Statistical Methods for the Social Sciences
Leonard Wainstein
PhD, 2021
Hazlett, Chad J
This dissertation is a collection of three articles on three distinct topics in statistical methodology, but that share a relevance to social science research. The first article (Chapter 1) introduces Targeted Function Balancing (TFB), a covariate balancing framework for estimating the causal effect of a binary treatment on an outcome. TFB first regresses the outcome on observed covariates, and then selects weights that balance functions (of the covariates) that are probabilistically near the resulting regression function. This yields balance in the predicted values of the regression function and the covariates, with the regression function's estimated variance determining how much balance in the covariates is sufficient. The second article (Chapter 2) introduces tools for assessing the sensitivity, to unobserved confounding, of two weighted estimators of the causal effect of a treatment on an outcome: (a) a weighted difference in means and (b) a weighted regression of the outcome on the treatment and observed covariates. The article argues that these tools are more intuitive than existing sensitivity tools involving weights. They also refrain from distributional assumptions on the observed data or unobserved confounding, apply with very general weights (e.g., propensity score, matching, or covariate mean balancing), and can address bias from misspecification in the observed data.
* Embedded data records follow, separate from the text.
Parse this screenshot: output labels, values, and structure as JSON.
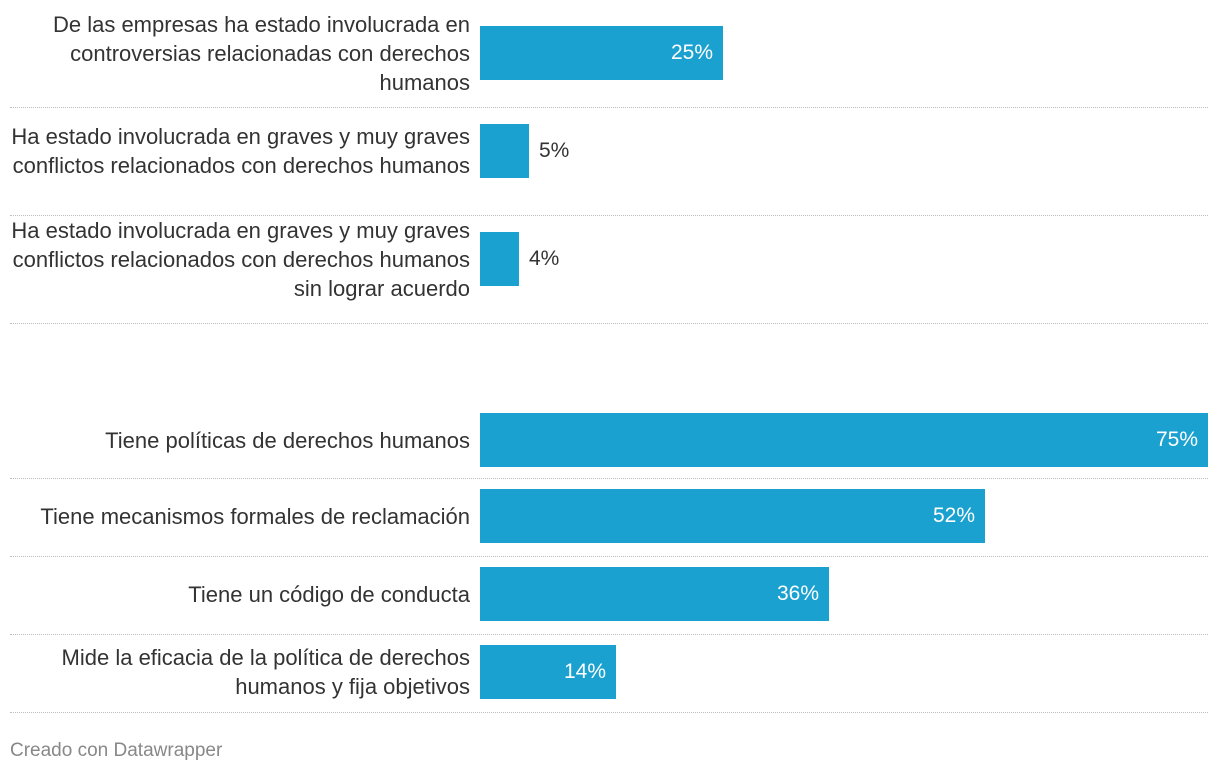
{
  "chart_data": {
    "type": "bar",
    "orientation": "horizontal",
    "unit": "%",
    "xlim": [
      0,
      75
    ],
    "bar_color": "#1aa1d0",
    "groups": [
      {
        "rows": [
          {
            "label": "De las empresas ha estado involucrada en controversias relacionadas con derechos humanos",
            "value": 25,
            "value_label": "25%"
          },
          {
            "label": "Ha estado involucrada en graves y muy graves conflictos relacionados con derechos humanos",
            "value": 5,
            "value_label": "5%"
          },
          {
            "label": "Ha estado involucrada en graves y muy graves conflictos relacionados con derechos humanos sin lograr acuerdo",
            "value": 4,
            "value_label": "4%"
          }
        ]
      },
      {
        "rows": [
          {
            "label": "Tiene políticas de derechos humanos",
            "value": 75,
            "value_label": "75%"
          },
          {
            "label": "Tiene mecanismos formales de reclamación",
            "value": 52,
            "value_label": "52%"
          },
          {
            "label": "Tiene un código de conducta",
            "value": 36,
            "value_label": "36%"
          },
          {
            "label": "Mide la eficacia de la política de derechos humanos y fija objetivos",
            "value": 14,
            "value_label": "14%"
          }
        ]
      }
    ]
  },
  "footer": {
    "credit": "Creado con Datawrapper"
  }
}
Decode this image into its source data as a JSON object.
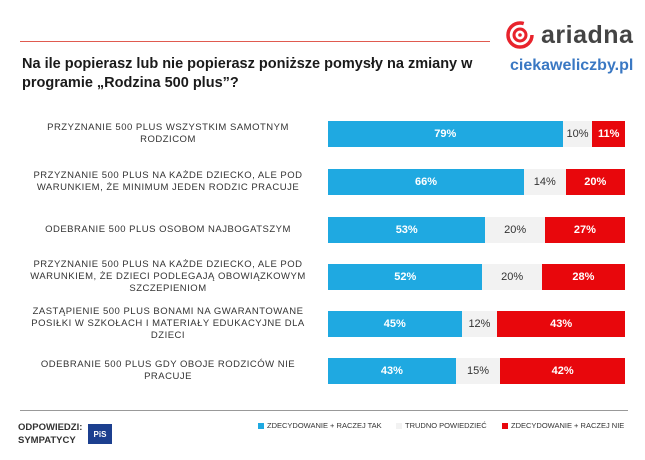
{
  "header": {
    "title": "Na ile popierasz lub nie popierasz poniższe pomysły na zmiany w programie „Rodzina 500 plus”?",
    "logo_text": "ariadna",
    "site": "ciekaweliczby.pl"
  },
  "colors": {
    "blue": "#1fa9e1",
    "grey": "#f2f2f2",
    "red": "#e8070c",
    "accent_line": "#e05a4f",
    "site_blue": "#3a78c3",
    "pis_blue": "#1c3f8f"
  },
  "chart_data": {
    "type": "bar",
    "orientation": "horizontal",
    "stacked": true,
    "title": "Na ile popierasz lub nie popierasz poniższe pomysły na zmiany w programie „Rodzina 500 plus”?",
    "categories": [
      "PRZYZNANIE 500 PLUS WSZYSTKIM SAMOTNYM RODZICOM",
      "PRZYZNANIE 500 PLUS NA KAŻDE DZIECKO, ALE POD WARUNKIEM, ŻE MINIMUM JEDEN RODZIC PRACUJE",
      "ODEBRANIE 500 PLUS OSOBOM NAJBOGATSZYM",
      "PRZYZNANIE 500 PLUS NA KAŻDE DZIECKO, ALE POD WARUNKIEM, ŻE DZIECI PODLEGAJĄ OBOWIĄZKOWYM SZCZEPIENIOM",
      "ZASTĄPIENIE 500 PLUS BONAMI NA GWARANTOWANE POSIŁKI W SZKOŁACH I MATERIAŁY EDUKACYJNE DLA DZIECI",
      "ODEBRANIE 500 PLUS  GDY OBOJE RODZICÓW NIE PRACUJE"
    ],
    "series": [
      {
        "name": "ZDECYDOWANIE + RACZEJ TAK",
        "values": [
          79,
          66,
          53,
          52,
          45,
          43
        ]
      },
      {
        "name": "TRUDNO POWIEDZIEĆ",
        "values": [
          10,
          14,
          20,
          20,
          12,
          15
        ]
      },
      {
        "name": "ZDECYDOWANIE + RACZEJ NIE",
        "values": [
          11,
          20,
          27,
          28,
          43,
          42
        ]
      }
    ],
    "value_suffix": "%",
    "xlim": [
      0,
      100
    ],
    "legend_position": "bottom"
  },
  "footer": {
    "respondents_line1": "ODPOWIEDZI:",
    "respondents_line2": "SYMPATYCY",
    "party_badge": "PiS"
  }
}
The third article (Chapter 3) is a pedagogical piece for working with grouped data, and deciding between “fixed effects'' models (FE) with specialized (e.g., cluster-robust) standard errors, or “multilevel models” (MLMs) employing “random effects''. This article reviews the claims given in published works regarding this choice, then clarifies how these approaches work and compare by showing that: (i) random effects in MLMs are simply “regularized'' fixed effects; (ii) unmodified MLMs are consequently susceptible to bias, but there is a longstanding remedy; and (iii) “default” MLM standard errors rely on narrow assumptions that can lead to undercoverage in many settings. The article describes how to debias MLM's coefficient estimates, and how to more flexibly estimate their standard errors. After adjusting an MLM accordingly, the point estimate and standard error for the target coefficient are exactly equal to those of the analogous FE model with cluster-robust standard errors.
2021